Seu capote era objeto de galhofa do pessoal da repartição. A peça era de um
formato estranho, a gola sempre diminuindo de ano para ano, pois servia de
remendo para outras partes. Akáki decidiu que era hora de levar o capote ao
alfaiate para mais um remendo, mas o alfaiate recusou-se a isso, era necessário
fazer um novo capote.
A
muito custo Akáki concordou com a ideia de gastar suas economias para a
confecção de um novo capote. Quando o vestiu e apareceu no trabalho, foi
finalmente visto pelos colegas. Passou a ser convidado para uma festa e todos
notaram sua presença, isto é, seu novo capote. Ao voltar para casa, entretanto,
foi assaltando e levaram seu capote. Quando apareceu ao serviço, no dia
seguinte, os colegas, por compaixão, aconselharam-no a prestar queixa para
tentar reaver o capote. Mas não ao inspetor do bairro, que era figura
insignificante, mas a uma pessoa importante
que pudesse lhe trazer um resultado satisfatório a sua perda.
Essa
pessoa importante deu-lhe um chá de
banco, fazendo-o esperar o dia todo. Quando o atendeu, com descortesia,
exaltou-se furiosamente com a ousadia de Akáki, do pedido insignificante de Akáki. O pobre homem saiu de lá vexado pela
reprimenda e chegou em casa sentindo-se doente. Teve febre e morreu de
desgosto. Assim, levaram o morto e o enterraram. Petersburgo ficou sem Akáki,
como se ele nunca tivesse existido.
O nariz
Ivan
Iákovlievitch era um tremendo beberrão. Embora barbeasse queixos alheios todos
os dias, o seu estava sempre para barbear. Tinha um fraque preto cheio de
nódoas amarelas e acinzentadas com a gola brilhando de suja. Quando barbeava o
assessor Kovaliov, este lhe dizia sempre que as mãos de Ivan estavam sempre
fedendo. Um dia, pela manhã Ivan acordou e foi tomar café com pão recém-feito
pela esposa e, ao partir o pão encontrou uma massa esbranquiçada que,
analisando bem, chegou à conclusão de que se tratava do nariz de Kovaliov.

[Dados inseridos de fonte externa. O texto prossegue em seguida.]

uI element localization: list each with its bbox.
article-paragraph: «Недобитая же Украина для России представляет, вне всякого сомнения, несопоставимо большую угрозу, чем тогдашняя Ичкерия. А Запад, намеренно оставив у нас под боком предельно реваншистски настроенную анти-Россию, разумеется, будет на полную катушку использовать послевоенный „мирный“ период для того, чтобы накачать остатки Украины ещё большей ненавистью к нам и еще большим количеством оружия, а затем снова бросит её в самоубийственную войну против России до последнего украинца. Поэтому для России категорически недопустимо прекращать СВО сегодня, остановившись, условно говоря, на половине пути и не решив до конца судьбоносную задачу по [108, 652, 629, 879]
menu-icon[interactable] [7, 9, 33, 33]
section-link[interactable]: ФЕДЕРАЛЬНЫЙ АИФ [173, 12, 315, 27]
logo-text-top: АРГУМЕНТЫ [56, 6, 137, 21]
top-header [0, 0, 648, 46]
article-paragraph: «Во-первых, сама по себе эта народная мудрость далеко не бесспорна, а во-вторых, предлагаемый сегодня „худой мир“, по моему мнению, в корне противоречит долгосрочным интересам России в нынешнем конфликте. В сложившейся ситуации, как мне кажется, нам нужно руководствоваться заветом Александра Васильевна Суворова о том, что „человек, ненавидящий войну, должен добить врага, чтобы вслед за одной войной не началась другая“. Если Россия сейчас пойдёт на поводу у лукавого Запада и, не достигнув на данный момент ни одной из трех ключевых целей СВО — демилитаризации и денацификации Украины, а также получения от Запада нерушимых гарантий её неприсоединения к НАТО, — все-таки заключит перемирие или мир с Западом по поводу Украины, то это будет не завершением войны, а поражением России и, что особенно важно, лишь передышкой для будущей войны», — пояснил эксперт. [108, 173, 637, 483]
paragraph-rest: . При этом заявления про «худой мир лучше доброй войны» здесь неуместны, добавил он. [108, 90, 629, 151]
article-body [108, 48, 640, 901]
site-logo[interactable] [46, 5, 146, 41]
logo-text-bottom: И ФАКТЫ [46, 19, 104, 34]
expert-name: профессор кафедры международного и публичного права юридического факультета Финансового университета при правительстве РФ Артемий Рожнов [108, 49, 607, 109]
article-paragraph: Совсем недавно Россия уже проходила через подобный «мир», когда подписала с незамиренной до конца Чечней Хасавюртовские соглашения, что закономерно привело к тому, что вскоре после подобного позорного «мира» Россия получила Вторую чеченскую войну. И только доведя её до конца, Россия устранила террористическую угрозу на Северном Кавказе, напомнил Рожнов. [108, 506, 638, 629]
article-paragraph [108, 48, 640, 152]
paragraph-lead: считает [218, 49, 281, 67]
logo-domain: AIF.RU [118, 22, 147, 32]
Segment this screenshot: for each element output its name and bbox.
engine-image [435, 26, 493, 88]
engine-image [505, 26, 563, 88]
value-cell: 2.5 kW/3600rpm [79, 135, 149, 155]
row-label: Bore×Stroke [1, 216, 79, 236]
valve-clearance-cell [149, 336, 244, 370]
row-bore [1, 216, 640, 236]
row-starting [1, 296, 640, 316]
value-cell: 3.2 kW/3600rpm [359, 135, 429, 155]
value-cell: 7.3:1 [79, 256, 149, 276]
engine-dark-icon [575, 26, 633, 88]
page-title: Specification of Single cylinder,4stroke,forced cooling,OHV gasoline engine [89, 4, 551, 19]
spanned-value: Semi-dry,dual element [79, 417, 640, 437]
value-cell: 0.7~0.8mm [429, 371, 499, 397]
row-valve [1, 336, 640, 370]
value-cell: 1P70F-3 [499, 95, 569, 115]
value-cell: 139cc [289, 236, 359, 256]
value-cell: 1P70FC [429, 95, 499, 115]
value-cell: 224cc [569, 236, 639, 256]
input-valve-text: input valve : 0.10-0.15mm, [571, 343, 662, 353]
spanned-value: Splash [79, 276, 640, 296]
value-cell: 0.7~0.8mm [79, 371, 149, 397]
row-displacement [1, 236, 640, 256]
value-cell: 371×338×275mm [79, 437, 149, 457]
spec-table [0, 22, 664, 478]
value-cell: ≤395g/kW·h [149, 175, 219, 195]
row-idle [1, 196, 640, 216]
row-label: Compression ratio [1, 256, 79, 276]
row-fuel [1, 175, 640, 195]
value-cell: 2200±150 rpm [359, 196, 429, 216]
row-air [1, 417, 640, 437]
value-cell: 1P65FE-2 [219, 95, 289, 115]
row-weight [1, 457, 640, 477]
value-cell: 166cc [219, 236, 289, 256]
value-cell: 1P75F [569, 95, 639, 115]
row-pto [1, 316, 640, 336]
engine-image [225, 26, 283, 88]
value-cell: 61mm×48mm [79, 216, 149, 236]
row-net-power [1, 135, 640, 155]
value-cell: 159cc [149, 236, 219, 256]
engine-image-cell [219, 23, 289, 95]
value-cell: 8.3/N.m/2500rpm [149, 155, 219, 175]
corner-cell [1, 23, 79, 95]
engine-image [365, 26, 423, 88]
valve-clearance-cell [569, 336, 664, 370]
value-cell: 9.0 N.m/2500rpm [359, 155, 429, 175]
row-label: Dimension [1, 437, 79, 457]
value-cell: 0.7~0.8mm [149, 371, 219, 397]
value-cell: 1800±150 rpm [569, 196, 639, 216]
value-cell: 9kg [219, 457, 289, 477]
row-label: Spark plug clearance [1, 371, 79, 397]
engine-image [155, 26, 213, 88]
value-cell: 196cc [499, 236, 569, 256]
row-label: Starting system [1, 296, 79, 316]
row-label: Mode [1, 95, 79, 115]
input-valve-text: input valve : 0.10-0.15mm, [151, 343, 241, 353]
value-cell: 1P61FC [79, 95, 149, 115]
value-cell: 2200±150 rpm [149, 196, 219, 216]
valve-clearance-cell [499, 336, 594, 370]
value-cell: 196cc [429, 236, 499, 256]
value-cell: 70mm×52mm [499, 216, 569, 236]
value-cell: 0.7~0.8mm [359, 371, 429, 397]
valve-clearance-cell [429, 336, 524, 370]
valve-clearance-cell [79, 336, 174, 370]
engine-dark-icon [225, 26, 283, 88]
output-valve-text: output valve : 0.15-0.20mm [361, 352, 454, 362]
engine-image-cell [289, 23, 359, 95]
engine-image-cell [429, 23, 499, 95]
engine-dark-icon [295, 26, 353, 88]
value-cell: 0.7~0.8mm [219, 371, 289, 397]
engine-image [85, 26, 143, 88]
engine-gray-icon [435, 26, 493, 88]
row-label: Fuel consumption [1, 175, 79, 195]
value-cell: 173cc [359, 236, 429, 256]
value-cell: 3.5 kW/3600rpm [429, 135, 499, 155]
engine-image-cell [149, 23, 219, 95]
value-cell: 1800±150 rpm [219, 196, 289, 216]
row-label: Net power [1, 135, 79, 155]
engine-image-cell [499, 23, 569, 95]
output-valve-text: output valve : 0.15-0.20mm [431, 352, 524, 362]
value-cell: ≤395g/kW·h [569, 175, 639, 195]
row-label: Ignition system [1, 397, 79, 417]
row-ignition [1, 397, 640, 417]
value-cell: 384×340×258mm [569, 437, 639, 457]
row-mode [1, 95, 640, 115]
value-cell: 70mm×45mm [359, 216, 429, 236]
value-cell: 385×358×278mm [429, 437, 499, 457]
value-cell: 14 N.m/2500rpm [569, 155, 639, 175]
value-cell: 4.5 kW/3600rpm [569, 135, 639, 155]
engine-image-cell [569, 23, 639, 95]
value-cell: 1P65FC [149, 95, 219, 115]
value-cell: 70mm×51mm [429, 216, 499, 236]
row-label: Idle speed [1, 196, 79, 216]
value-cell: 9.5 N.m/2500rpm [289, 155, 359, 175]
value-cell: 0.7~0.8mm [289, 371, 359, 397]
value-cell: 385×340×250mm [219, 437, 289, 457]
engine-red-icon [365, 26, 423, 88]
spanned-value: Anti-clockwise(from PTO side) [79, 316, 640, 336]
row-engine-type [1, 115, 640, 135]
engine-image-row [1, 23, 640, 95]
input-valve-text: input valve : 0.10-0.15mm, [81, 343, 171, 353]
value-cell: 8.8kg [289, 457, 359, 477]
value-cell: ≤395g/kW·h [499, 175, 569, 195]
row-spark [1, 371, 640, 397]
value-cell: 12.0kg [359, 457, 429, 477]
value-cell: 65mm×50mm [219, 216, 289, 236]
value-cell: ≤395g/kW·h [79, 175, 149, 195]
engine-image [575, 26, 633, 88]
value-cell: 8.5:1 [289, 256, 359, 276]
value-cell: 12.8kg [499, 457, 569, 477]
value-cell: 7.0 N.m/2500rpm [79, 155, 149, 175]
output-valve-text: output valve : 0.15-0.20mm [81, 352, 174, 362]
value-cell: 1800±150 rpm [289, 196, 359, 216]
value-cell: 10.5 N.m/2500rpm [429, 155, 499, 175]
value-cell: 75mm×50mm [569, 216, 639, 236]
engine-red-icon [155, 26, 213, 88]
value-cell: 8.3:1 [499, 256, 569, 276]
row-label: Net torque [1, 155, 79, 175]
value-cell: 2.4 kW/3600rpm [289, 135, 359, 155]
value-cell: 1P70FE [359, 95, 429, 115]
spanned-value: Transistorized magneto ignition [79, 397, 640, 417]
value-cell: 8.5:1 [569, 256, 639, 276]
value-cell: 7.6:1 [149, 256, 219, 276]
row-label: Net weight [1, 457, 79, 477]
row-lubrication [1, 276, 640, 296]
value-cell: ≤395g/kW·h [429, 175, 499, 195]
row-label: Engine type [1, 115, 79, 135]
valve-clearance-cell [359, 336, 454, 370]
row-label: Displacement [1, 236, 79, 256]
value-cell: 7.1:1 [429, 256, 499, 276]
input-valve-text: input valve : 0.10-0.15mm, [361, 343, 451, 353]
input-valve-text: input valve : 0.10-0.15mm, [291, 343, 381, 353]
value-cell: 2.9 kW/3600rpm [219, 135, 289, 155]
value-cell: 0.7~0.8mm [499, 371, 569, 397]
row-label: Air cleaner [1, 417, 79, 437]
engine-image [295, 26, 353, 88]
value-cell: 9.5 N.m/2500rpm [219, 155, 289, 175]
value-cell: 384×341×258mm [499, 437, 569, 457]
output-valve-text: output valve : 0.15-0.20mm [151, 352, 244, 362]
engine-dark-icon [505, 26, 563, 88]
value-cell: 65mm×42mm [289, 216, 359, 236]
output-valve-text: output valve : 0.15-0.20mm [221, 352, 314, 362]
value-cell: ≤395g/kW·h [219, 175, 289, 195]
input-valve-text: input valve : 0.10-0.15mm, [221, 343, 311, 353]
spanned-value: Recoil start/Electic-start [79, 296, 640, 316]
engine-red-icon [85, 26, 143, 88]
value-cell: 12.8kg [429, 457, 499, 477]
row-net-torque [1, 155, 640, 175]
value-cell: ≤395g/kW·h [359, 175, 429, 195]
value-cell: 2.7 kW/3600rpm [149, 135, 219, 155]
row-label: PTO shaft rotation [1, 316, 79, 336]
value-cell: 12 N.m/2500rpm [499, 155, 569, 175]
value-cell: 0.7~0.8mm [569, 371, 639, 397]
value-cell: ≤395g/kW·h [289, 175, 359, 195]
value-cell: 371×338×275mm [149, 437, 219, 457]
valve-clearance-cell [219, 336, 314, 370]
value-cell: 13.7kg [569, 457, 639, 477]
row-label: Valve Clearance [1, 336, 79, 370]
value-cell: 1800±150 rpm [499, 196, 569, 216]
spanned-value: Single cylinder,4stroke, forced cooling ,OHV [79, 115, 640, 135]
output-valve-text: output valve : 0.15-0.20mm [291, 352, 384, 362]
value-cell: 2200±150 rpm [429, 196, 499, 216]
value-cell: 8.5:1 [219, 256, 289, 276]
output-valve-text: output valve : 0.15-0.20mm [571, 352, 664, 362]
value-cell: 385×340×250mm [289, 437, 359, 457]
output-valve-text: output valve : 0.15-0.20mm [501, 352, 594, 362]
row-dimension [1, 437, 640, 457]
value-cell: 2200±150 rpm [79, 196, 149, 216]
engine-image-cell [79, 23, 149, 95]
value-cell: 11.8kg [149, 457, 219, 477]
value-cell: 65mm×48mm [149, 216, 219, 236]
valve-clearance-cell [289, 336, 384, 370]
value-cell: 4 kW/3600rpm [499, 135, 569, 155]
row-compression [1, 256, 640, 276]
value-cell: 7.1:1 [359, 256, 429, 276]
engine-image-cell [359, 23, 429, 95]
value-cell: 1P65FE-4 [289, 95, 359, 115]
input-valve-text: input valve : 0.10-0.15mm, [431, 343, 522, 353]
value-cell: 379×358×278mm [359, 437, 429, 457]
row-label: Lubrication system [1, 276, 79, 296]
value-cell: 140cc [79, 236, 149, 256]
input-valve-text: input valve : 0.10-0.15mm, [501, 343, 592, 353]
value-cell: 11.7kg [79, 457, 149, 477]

Apavorado, saiu à rua em direção à ponte para se livrar do nariz, quando é
interceptado por um guarda. Enquanto isso, Kovaliov, também nessa manhã,
acordara cedo e pediu um espelho para verificar uma espinha que lhe brotara no
nariz. Surpreso, viu que sua face estava lisa, sem a presença do nariz. É que o
nariz de Kovaliov tomara vida própria, com vistas a tornar-se independente do
dono. Kovaliov vai à polícia e começa a caçada ao nariz fujão.
Noite de Natal
Numa
aldeia russa era o período do Natal, quando a comunidade local preparava suas
canções e apresentações populares. Nessa aldeia havia um ferreiro temente a
Deus, que desenhava imagens de santos, uma delas exposta na igreja. O momento
crucial de sua arte foi quando pintou um quadro na parede do átrio direito de
uma igreja, no qual reproduziu São Pedro no dia do juízo final, expulsando do
inferno o diabo que, assustado com a possibilidade de seu fim, jurou vingar-se
do ferreiro. Foi nessa noite de Natal que o diabo decidiu roubar a Lua, sabendo
que o velho Tchub, queria fazer uma
caminhada para visitar o amigo sacristão que morava perto dali. Com a noite
completamente escurecida pela falta de luz, Tchub não sairia de casa,
atrapalhando a visita que o ferreiro faria à filha de Tchub para pedir seu
coração. Aconteceu de Tchub acabar saindo e se perdendo na escuridão, tendo
voltado a sua casa, sem saber que era a sua. O ferreiro, coitado, recebeu um
não da jovem adolescente e decidiu aliar-se ao diabo para buscar os sapatinhos
de ouro da czarina, a fim de conquistar o coração da jovem.